選挙介入については当時韓国で共産主義者のレッテルを貼られていた金大中を韓国与党が負けさせるために金正日と結託しようとしてたものであるがここは我々日本とも地続きの話に感じられた。事あるごとに右派連中がしょっちゅう中韓北への敵対心を煽るのを目にしてきた。本来命令には絶対でないといけないパクが命令に逆らってこのペテンを拒絶したように、敵とか味方とかどこどこの国とか主義だとか分かりやすい色分けでなく自分の頭で判断する事を観客に求めたように思う。そういう意味では分断極まる今の時代に作られる映画としてはとても正しく、最後の再会は朝鮮半島の融和だけを祈ったものではなく世界の分断に対して向けられたものとも感じられた。

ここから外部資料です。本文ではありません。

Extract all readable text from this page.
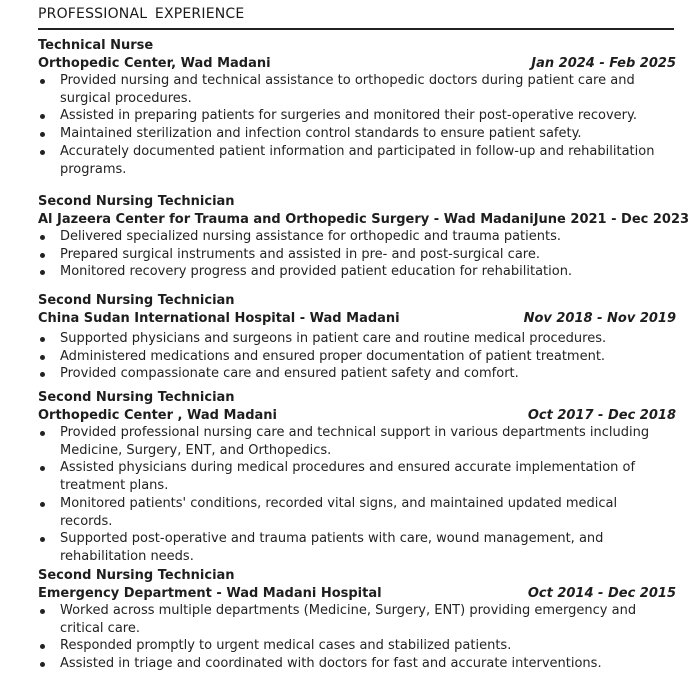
PROFESSIONAL EXPERIENCE
Technical Nurse
Orthopedic Center, Wad Madani	Jan 2024 - Feb 2025
Provided nursing and technical assistance to orthopedic doctors during patient care and surgical procedures.
Assisted in preparing patients for surgeries and monitored their post-operative recovery.
Maintained sterilization and infection control standards to ensure patient safety.
Accurately documented patient information and participated in follow-up and rehabilitation programs.
Second Nursing Technician
Al Jazeera Center for Trauma and Orthopedic Surgery - Wad Madani June 2021 - Dec 2023
Delivered specialized nursing assistance for orthopedic and trauma patients.
Prepared surgical instruments and assisted in pre- and post-surgical care.
Monitored recovery progress and provided patient education for rehabilitation.
Second Nursing Technician
China Sudan International Hospital - Wad Madani	Nov 2018 - Nov 2019
Supported physicians and surgeons in patient care and routine medical procedures.
Administered medications and ensured proper documentation of patient treatment.
Provided compassionate care and ensured patient safety and comfort.
Second Nursing Technician
Orthopedic Center , Wad Madani	Oct 2017 - Dec 2018
Provided professional nursing care and technical support in various departments including Medicine, Surgery, ENT, and Orthopedics.
Assisted physicians during medical procedures and ensured accurate implementation of treatment plans.
Monitored patients' conditions, recorded vital signs, and maintained updated medical records.
Supported post-operative and trauma patients with care, wound management, and rehabilitation needs.
Second Nursing Technician
Emergency Department - Wad Madani Hospital	Oct 2014 - Dec 2015
Worked across multiple departments (Medicine, Surgery, ENT) providing emergency and critical care.
Responded promptly to urgent medical cases and stabilized patients.
Assisted in triage and coordinated with doctors for fast and accurate interventions.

出演者は皆とても上手いが、一番印象に残ったのは嫌な軍人チョンのチュ・ジフン。表情の微妙な演技も良くて一挙一動から目を離せない。そうかゾンビドラマ『キングダム』の世子の人か。あとはキム課長のキム・ホンパ。この人は『マルモイ』やマ・ドンソクの邦題を言ってはいけない詐欺師ドラマ『38師機動隊』の悪役パン社長などで結構見かけてて今では一目見ただけで分かる。しかし相変わらず韓国映画の名前と顔はなかなか一致しない。ドラマなら流石に途中で覚えるが映画はまだまだで、特に本作のように内容が難しいと二重に苦労する。何度も10秒巻き戻しを駆使しながら見進めていた。こういう映画は家でしか見れそうにない。